December 3, 2008

 

CBOT Soy Review on Tuesday: New range lows on technical, outside pressure

 

 

Chicago Board of Trade soybean futures ended lower Tuesday, setting a new swing low for the current move on technical weakness, outside pressure and demand concerns.

 

CBOT January soybeans finished 19 cents lower at US$8.27.

 

January soymeal settled US$5.20 lower at US$245.30 per short tonne.

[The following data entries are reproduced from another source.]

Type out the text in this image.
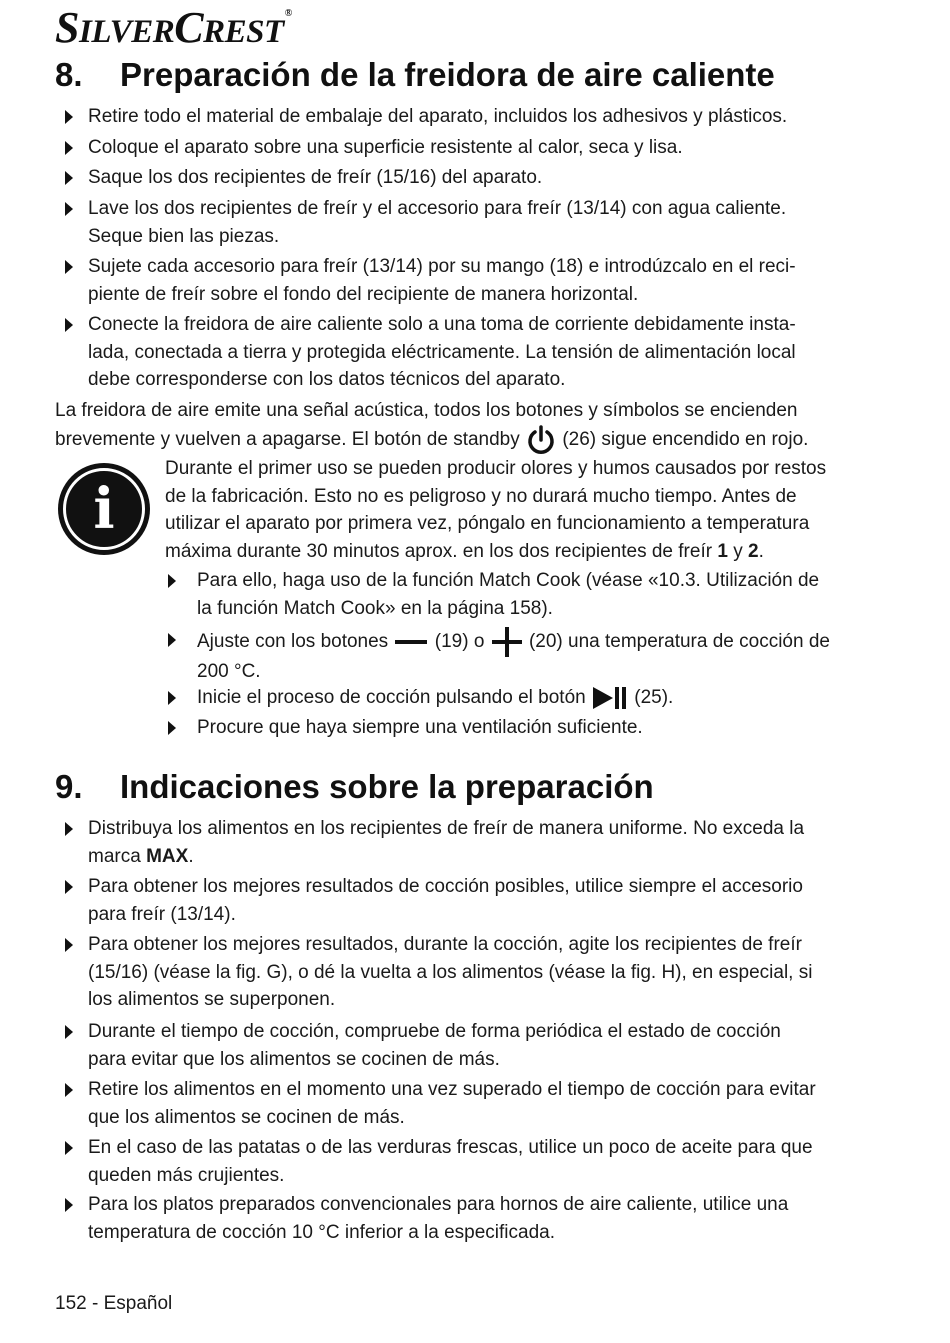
SILVERCREST®
8. Preparación de la freidora de aire caliente
Retire todo el material de embalaje del aparato, incluidos los adhesivos y plásticos.
Coloque el aparato sobre una superficie resistente al calor, seca y lisa.
Saque los dos recipientes de freír (15/16) del aparato.
Lave los dos recipientes de freír y el accesorio para freír (13/14) con agua caliente.
Seque bien las piezas.
Sujete cada accesorio para freír (13/14) por su mango (18) e introdúzcalo en el reci-
piente de freír sobre el fondo del recipiente de manera horizontal.
Conecte la freidora de aire caliente solo a una toma de corriente debidamente insta-
lada, conectada a tierra y protegida eléctricamente. La tensión de alimentación local
debe corresponderse con los datos técnicos del aparato.
La freidora de aire emite una señal acústica, todos los botones y símbolos se encienden
brevemente y vuelven a apagarse. El botón de standby (26) sigue encendido en rojo.
i
Durante el primer uso se pueden producir olores y humos causados por restos
de la fabricación. Esto no es peligroso y no durará mucho tiempo. Antes de
utilizar el aparato por primera vez, póngalo en funcionamiento a temperatura
máxima durante 30 minutos aprox. en los dos recipientes de freír 1 y 2.
Para ello, haga uso de la función Match Cook (véase «10.3. Utilización de
la función Match Cook» en la página 158).
Ajuste con los botones (19) o (20) una temperatura de cocción de
200 °C.
Inicie el proceso de cocción pulsando el botón	(25).
Procure que haya siempre una ventilación suficiente.
9. Indicaciones sobre la preparación
Distribuya los alimentos en los recipientes de freír de manera uniforme. No exceda la
marca MAX.
Para obtener los mejores resultados de cocción posibles, utilice siempre el accesorio
para freír (13/14).
Para obtener los mejores resultados, durante la cocción, agite los recipientes de freír
(15/16) (véase la fig. G), o dé la vuelta a los alimentos (véase la fig. H), en especial, si
los alimentos se superponen.
Durante el tiempo de cocción, compruebe de forma periódica el estado de cocción
para evitar que los alimentos se cocinen de más.
Retire los alimentos en el momento una vez superado el tiempo de cocción para evitar
que los alimentos se cocinen de más.
En el caso de las patatas o de las verduras frescas, utilice un poco de aceite para que
queden más crujientes.
Para los platos preparados convencionales para hornos de aire caliente, utilice una
temperatura de cocción 10 °C inferior a la especificada.
152 - Español
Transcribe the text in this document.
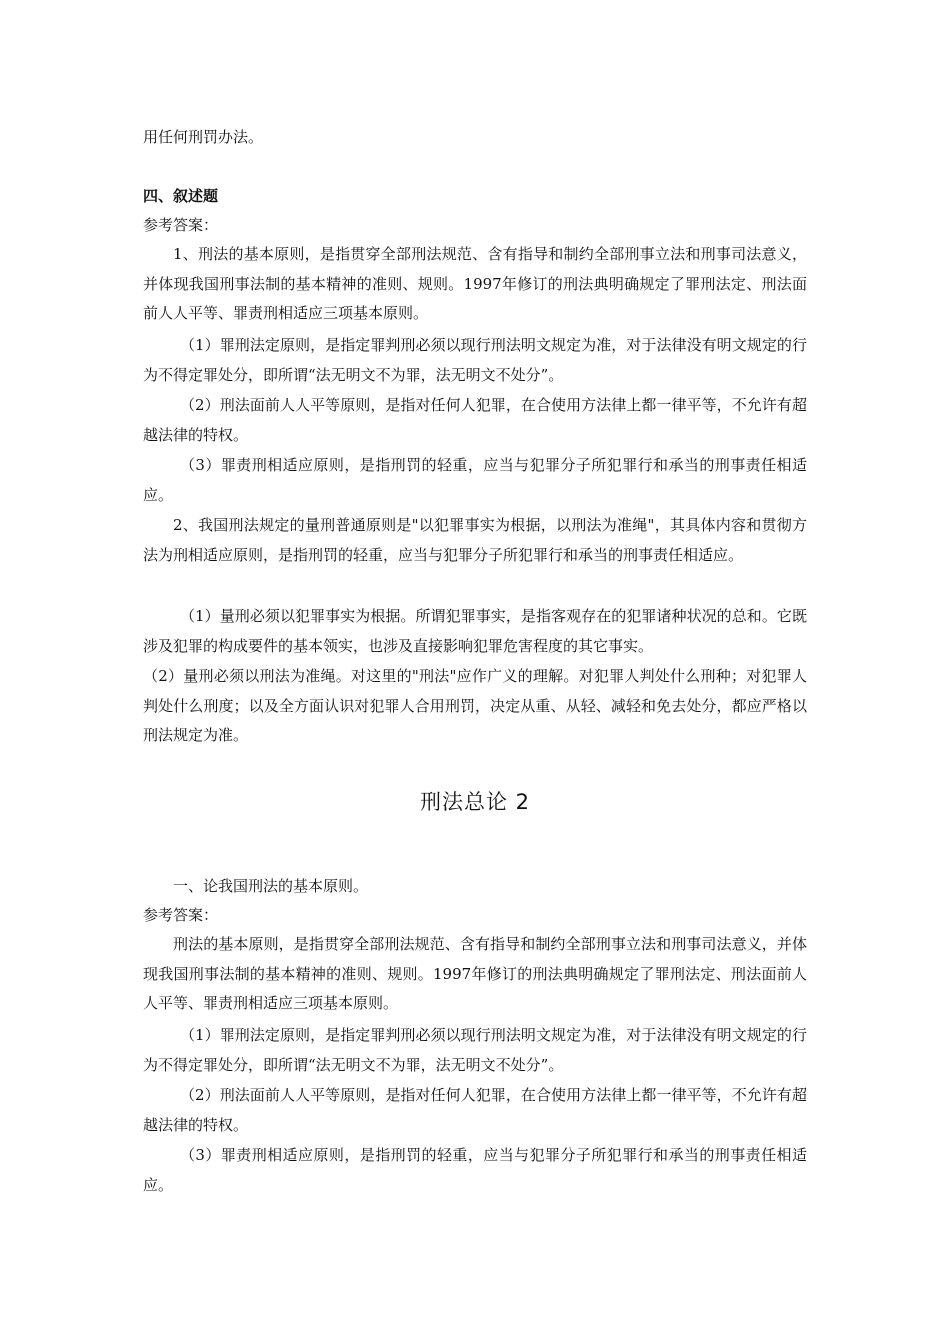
用任何刑罚办法。

四、叙述题

参考答案：

1、刑法的基本原则，是指贯穿全部刑法规范、含有指导和制约全部刑事立法和刑事司法意义，并体现我国刑事法制的基本精神的准则、规则。1997年修订的刑法典明确规定了罪刑法定、刑法面前人人平等、罪责刑相适应三项基本原则。

（1）罪刑法定原则，是指定罪判刑必须以现行刑法明文规定为准，对于法律没有明文规定的行为不得定罪处分，即所谓“法无明文不为罪，法无明文不处分”。

（2）刑法面前人人平等原则，是指对任何人犯罪，在合使用方法律上都一律平等，不允许有超越法律的特权。

（3）罪责刑相适应原则，是指刑罚的轻重，应当与犯罪分子所犯罪行和承当的刑事责任相适应。

2、我国刑法规定的量刑普通原则是"以犯罪事实为根据，以刑法为准绳"，其具体内容和贯彻方法为刑相适应原则，是指刑罚的轻重，应当与犯罪分子所犯罪行和承当的刑事责任相适应。

（1）量刑必须以犯罪事实为根据。所谓犯罪事实，是指客观存在的犯罪诸种状况的总和。它既涉及犯罪的构成要件的基本领实，也涉及直接影响犯罪危害程度的其它事实。

（2）量刑必须以刑法为准绳。对这里的"刑法"应作广义的理解。对犯罪人判处什么刑种；对犯罪人判处什么刑度；以及全方面认识对犯罪人合用刑罚，决定从重、从轻、减轻和免去处分，都应严格以刑法规定为准。

刑法总论 2

一、论我国刑法的基本原则。

参考答案：

刑法的基本原则，是指贯穿全部刑法规范、含有指导和制约全部刑事立法和刑事司法意义，并体现我国刑事法制的基本精神的准则、规则。1997年修订的刑法典明确规定了罪刑法定、刑法面前人人平等、罪责刑相适应三项基本原则。

（1）罪刑法定原则，是指定罪判刑必须以现行刑法明文规定为准，对于法律没有明文规定的行为不得定罪处分，即所谓“法无明文不为罪，法无明文不处分”。

（2）刑法面前人人平等原则，是指对任何人犯罪，在合使用方法律上都一律平等，不允许有超越法律的特权。

（3）罪责刑相适应原则，是指刑罚的轻重，应当与犯罪分子所犯罪行和承当的刑事责任相适应。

January soyoil finished 63 points lower at 30.77 cents per pound.

 

Carryover technical selling from Monday's sharp declines, weakness in crude oil, improved South American crop conditions and concerns about the future of China's buying needs attracted sellers to drop prices to new range lows, said John Kleist, broker/analyst with Allendale Inc.

 

The absence of fresh directive news and a lack of conviction in outside market moves promoted cautious activity, with declines accelerating once active contracts penetrated near-term lows, Kleist added.

 

A drop in crude oil prices and improvements in Argentine crop conditions provided pressure to offset an early recovery bounce in prices. Worries that China's buying interest could wane amid global economic woes and fail to prop up U.S. prices attracted selling as well, traders said.

 

Looking ahead traders anticipate a continued grinding of prices until a low is established with the influence of outside markets and demand the key driver of prices in the near term.

 

The DTN Meteorlogix weather forecast said dry crop areas of southern Brazil have a chance for light rainfall in the next two days. Rio Grande do Sul and Parana have up to three-quarters of an inch rainfall in store Tuesday. However, more rain will be needed, especially in Rio Grande do Sul, where conditions have been drier than normal since early November.

 

In pit trades, speculative fund selling was estimated at 2,000 lots.

 

 

SOY PRODUCTS

 

Soy product futures dropped in unison with soybeans Tuesday. Soyoil futures were influenced by technical selling and borrowed weakness from crude oil. Soymeal futures stumbled on spillover from soybeans and lagging domestic demand, analysts say.

 

January oil share ended at 38.78% and the January crush ended at 51 1/4 cents.